Une fois les missions redéfinies, il faudra s’atteler à la question des partenariats entre tous les acteurs de la santé, afin de définir une structure pour assurer le pilotage politique local – pourquoi pas les Agences régionales de santé ? – et créer des pôles cohérents de coopération entre la médecine scolaire, la médecine de ville, la protection maternelle et infantile et les centres médico-psycho-pédagogiques.

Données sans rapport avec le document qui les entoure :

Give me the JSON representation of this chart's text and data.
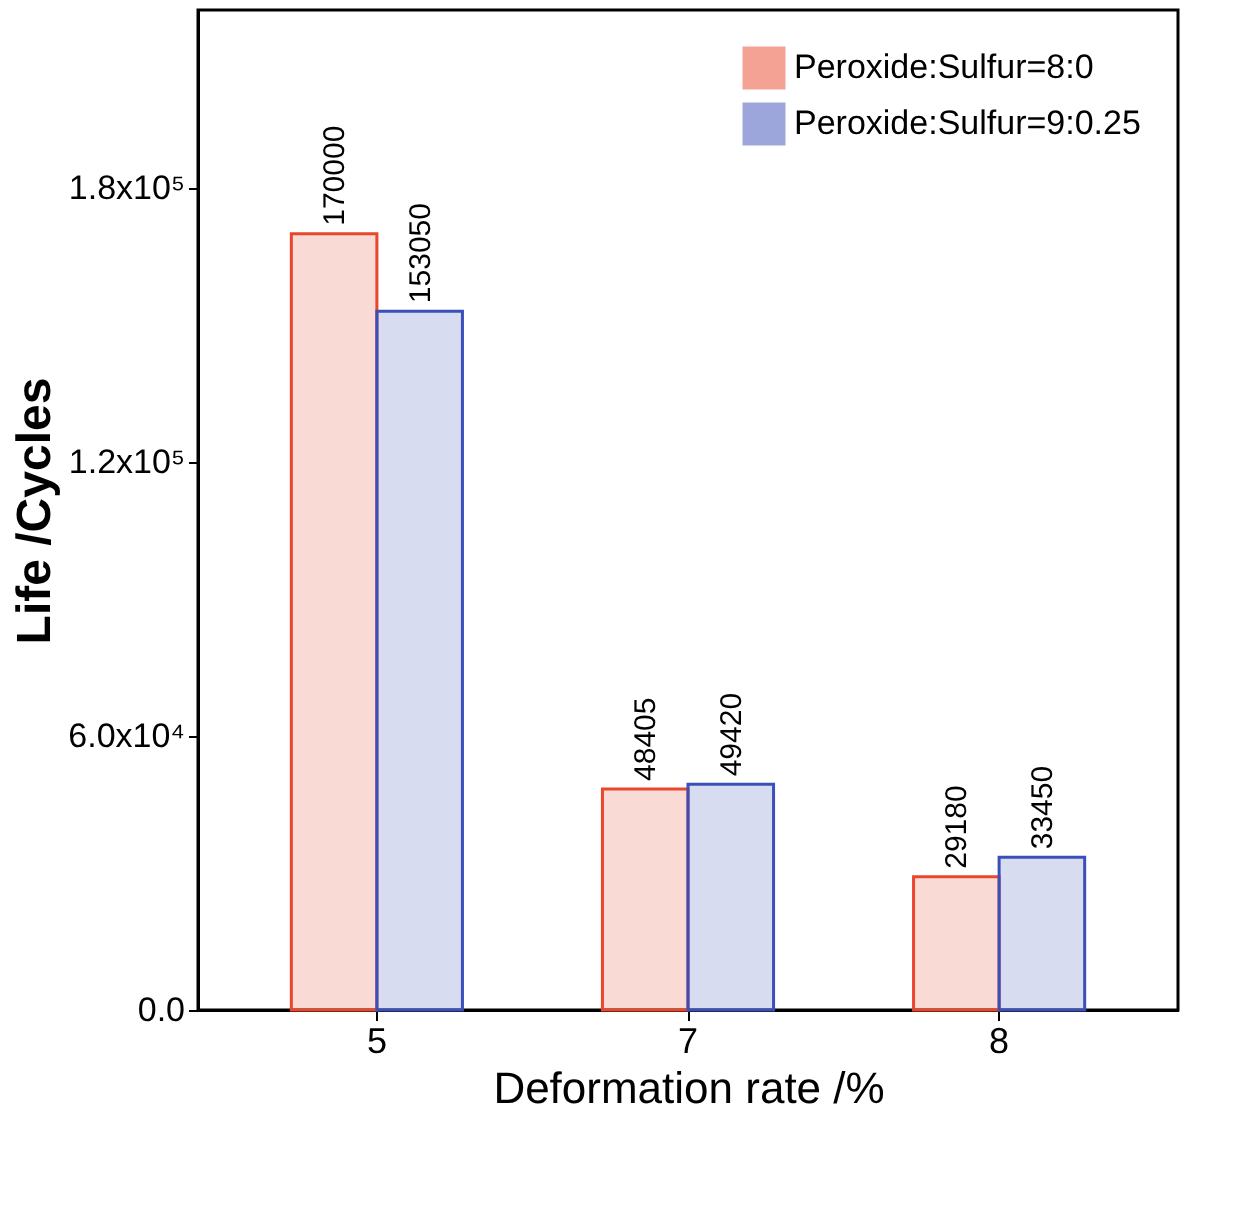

Par ailleurs, comme le pointent les responsables de l’EHES, l’École des hautes études en santé sociale, il existe un maillon manquant entre l’infirmière et le médecin. Aussi faut-il se demander s’il ne convient pas d’avoir un ingénieur de santé scolaire diplômé d’un master de pratiques avancées.
Nous ne pouvons plus faire l’impasse sur une véritable politique publique de prise en charge de l’enfant et de l’adolescent dans sa globalité et donc dans la construction d’un projet politique partagé de médecine publique de prévention. À la question : « A-t-on besoin d’une médecine scolaire ? » La réponse est résolument oui ! Parce que santé et scolarité sont devenues indissociables, parce qu’il s’agit d’un réel enjeu pour l’avenir de notre jeunesse et parce que nous sommes convaincus que le service public a encore un rôle fondamental à jouer dans la promotion de la santé des élèves ! Mais nous en reparlerons certainement dans les mois qui viennent, monsieur le ministre.